Embora seja certo que “Deus não pode ser tentado pelo mal e ele a ninguém tenta” (Tg 1:13), devemos entender que o Senhor a ninguém tenta pelo mal, no sentido de induzir alguém a pecar. Porém, devemos considerar que Deus pode submeter o crente à prova, no processo de transformação na imagem de Seu filho. O próprio Tiago diz “meus irmãos, tende por motivo de toda alegria o passardes por várias provações” e “bem-aventurado o homem que suporta a provação; porque, depois de aprovado, receberá a coroa da vida, que o Senhor prometeu aos que o amam” (Tg 1:12). Paulo também anima os crentes dizendo “não vos sobreveio tentação que não fosse humana; mas Deus é fiel e não permitirá que sejais tentados além das vossas forças; pelo contrário, juntamente com a tentação, vos proverá livramento, de sorte que a possais suportar” (1Co 10:13).

Em resumo, e de acordo com Paulo, podemos afirmar que Deus pode, de acordo com Sua santa vontade e para o nosso bem, nos levar à provação, conforme as traduções mais tradicionais o indicam. Porém, podemos estar seguros que Deus nem permitirá que o crente venha a cair quando tentado, nem deixará que seja tentado além de suas forças. Comentando esta petição, João Calvino disse:
Não pedimos aqui não ter que sofrer nenhuma tentação. Temos grandíssima necessidade de que as tentações nos despertem, estimulem e sacudam, pois corremos o perigo de converter-nos em seres amorfos e preguiçosos se permanecermos numa calma excessiva. Cada dia o Senhor prova seus escolhidos, adestrando-os por meio da ignomínia, da pobreza, da tribulação e outras classes de cruzes. Porém nossa demanda consiste em pedir que o Senhor nos dê também, ao mesmo tempo que as tentações, o meio de sair delas, para não sermos vencidos e esmagados; antes, fortalecidos com a força de Deus, poder manter-nos constantemente contra todos os poderes que nos assaltam (Breve Instrução Cristã).

3 comentários:

  1. Paz Clóvis,

    Só para apimentar a discussão, um dos escritos do Cheung -> Não nos deixes cair em tentação

    Agora minhas considerações a respeito, acho interessante como nós gostamos de definir termos similares, você citou a palavra grega peirasmos - tentação/provação, você já parou para pensar que o grego não faz diferença? Haja vista que, quer seja uma tentação ou uma provação Deus faz uso de agentes, ou seja, Ele nunca tenta/prova alguém pessoalmente.

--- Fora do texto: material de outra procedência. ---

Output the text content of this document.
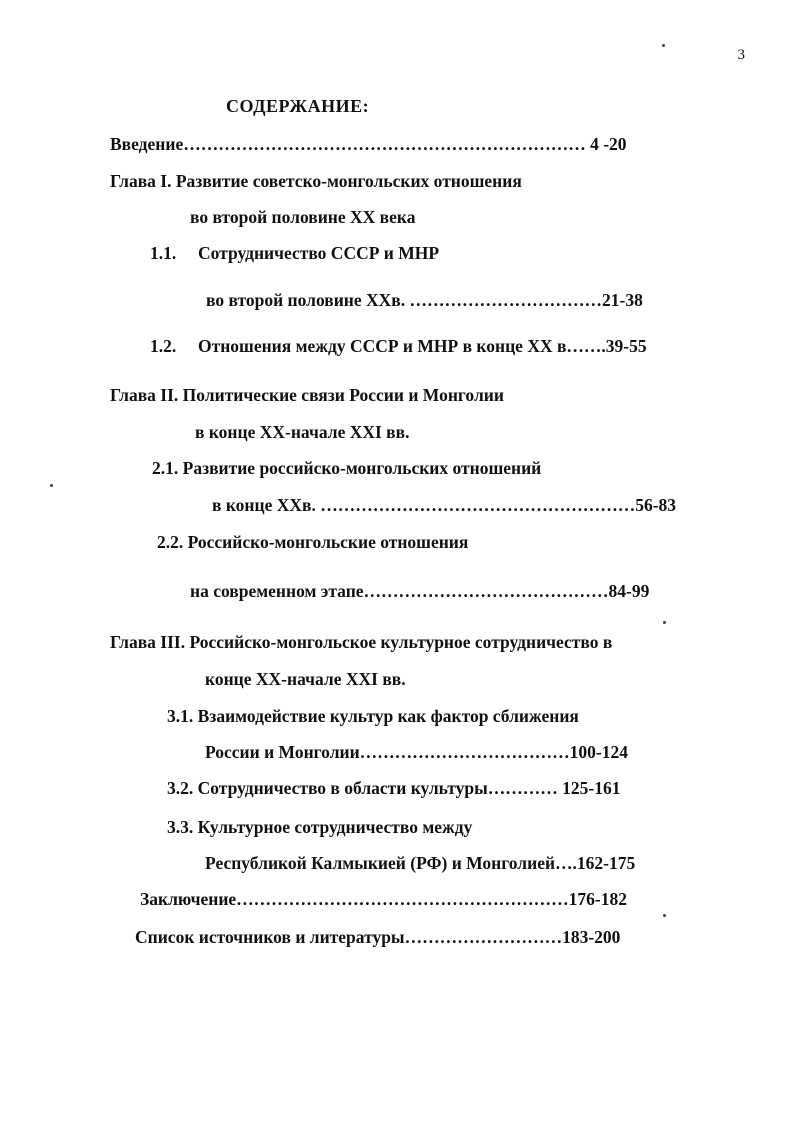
3
СОДЕРЖАНИЕ:
Введение…………………………………………………………… 4 -20
Глава I. Развитие советско-монгольских отношения
во второй половине XX века
1.1. Сотрудничество СССР и МНР
во второй половине XXв. ……………………………21-38
1.2. Отношения между СССР и МНР в конце XX в…….39-55
Глава II. Политические связи России и Монголии
в конце XX-начале XXI вв.
2.1. Развитие российско-монгольских отношений
в конце XXв. ………………………………………………56-83
2.2. Российско-монгольские отношения
на современном этапе……………………………………84-99
Глава III. Российско-монгольское культурное сотрудничество в
конце XX-начале XXI вв.
3.1. Взаимодействие культур как фактор сближения
России и Монголии………………………………100-124
3.2. Сотрудничество в области культуры………… 125-161
3.3. Культурное сотрудничество между
Республикой Калмыкией (РФ) и Монголией….162-175
Заключение…………………………………………………176-182
Список источников и литературы………………………183-200
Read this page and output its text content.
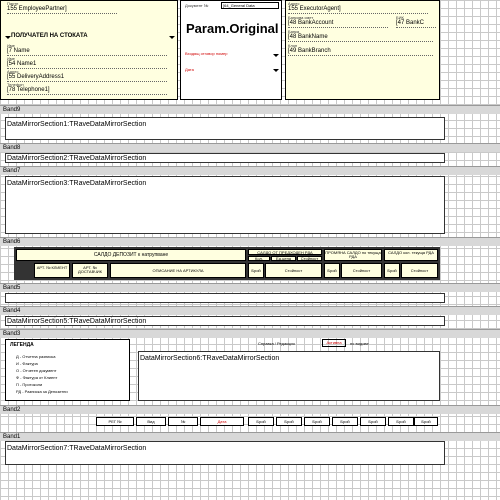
Партн
155 EmployeePartner]
ПОЛУЧАТЕЛ НА СТОКАТА
Име
[7 Name
Име
[54 Name1
Адрес
[55 DeliveryAddress1
Телефон
[78 Telephone1]
Документ №	[64_General Data
Param.Original
Входящ отговор номер
Дата
Адрес
155 ExecutorAgent]
Банкова смет
[48 BankAccount
БИК
[47 BankC
Банка
[48 BankName
Клон
[49 BankBranch
Band9
DataMirrorSection1:TRaveDataMirrorSection
Band8
DataMirrorSection2:TRaveDataMirrorSection
Band7
DataMirrorSection3:TRaveDataMirrorSection
Band6
САЛДО ДЕПОЗИТ к натрупване
АРТ. № КЛИЕНТ	АРТ. № ДОСТАВЧИК	ОПИСАНИЕ НА АРТИКУЛА
САЛДО ОТ ПРЕДХОДЕН РДА
Кол.	Ед.цена	Стойност
ПРОМЯНА САЛДО по текуща РДА
САЛДО кол. текуща РДА
Брой	Стойност	Брой	Стойност	Брой	Стойност
Band5
Band4
DataMirrorSection5:TRaveDataMirrorSection
Band3
ЛЕГЕНДА
Д - Отчетна разписка
И - Фактура
О - Отчетен документ
Ф - Фактура от Клиент
П - Протоколи
РД - Разписка за Депозитни
Справка / Редакция	Активна	по видове
DataMirrorSection6:TRaveDataMirrorSection
Band2
РЕГ №	Вид	№	Дата	Брой	Брой	Брой	Брой	Брой	Брой	Брой
Band1
DataMirrorSection7:TRaveDataMirrorSection
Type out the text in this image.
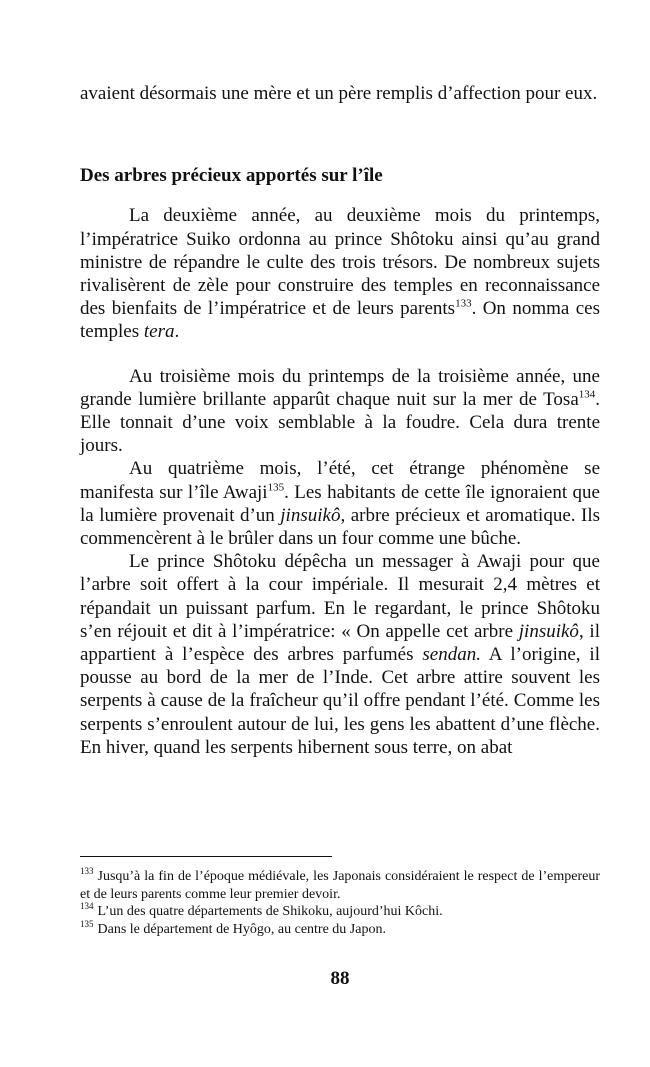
avaient désormais une mère et un père remplis d’affection pour eux.

Des arbres précieux apportés sur l’île

La deuxième année, au deuxième mois du printemps, l’impératrice Suiko ordonna au prince Shôtoku ainsi qu’au grand ministre de répandre le culte des trois trésors. De nombreux sujets rivalisèrent de zèle pour construire des temples en reconnaissance des bienfaits de l’impératrice et de leurs parents$^{133}$. On nomma ces temples tera.

Au troisième mois du printemps de la troisième année, une grande lumière brillante apparût chaque nuit sur la mer de Tosa$^{134}$. Elle tonnait d’une voix semblable à la foudre. Cela dura trente jours.

Au quatrième mois, l’été, cet étrange phénomène se manifesta sur l’île Awaji$^{135}$. Les habitants de cette île ignoraient que la lumière provenait d’un jinsuikô, arbre précieux et aromatique. Ils commencèrent à le brûler dans un four comme une bûche.

Le prince Shôtoku dépêcha un messager à Awaji pour que l’arbre soit offert à la cour impériale. Il mesurait 2,4 mètres et répandait un puissant parfum. En le regardant, le prince Shôtoku s’en réjouit et dit à l’impératrice: « On appelle cet arbre jinsuikô, il appartient à l’espèce des arbres parfumés sendan. A l’origine, il pousse au bord de la mer de l’Inde. Cet arbre attire souvent les serpents à cause de la fraîcheur qu’il offre pendant l’été. Comme les serpents s’enroulent autour de lui, les gens les abattent d’une flèche. En hiver, quand les serpents hibernent sous terre, on abat

$^{133}$ Jusqu’à la fin de l’époque médiévale, les Japonais considéraient le respect de l’empereur et de leurs parents comme leur premier devoir.

$^{134}$ L’un des quatre départements de Shikoku, aujourd’hui Kôchi.

$^{135}$ Dans le département de Hyôgo, au centre du Japon.

88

    Quando Tiago ensina que Deus não pode ser tentado pelo mal, está simplemente afirmando uma verdade inconteste, Não existe nada superior a Deus, mesmo o mal está SOB seu controle soberano, o mal não controla Deus, Deus é quem controla o mal. E quando diz que Ele a ninguém tenta/prova porque sempre faz uso de agentes para isso.

    Que o Eterno lhe abençoe,

    Ednaldo.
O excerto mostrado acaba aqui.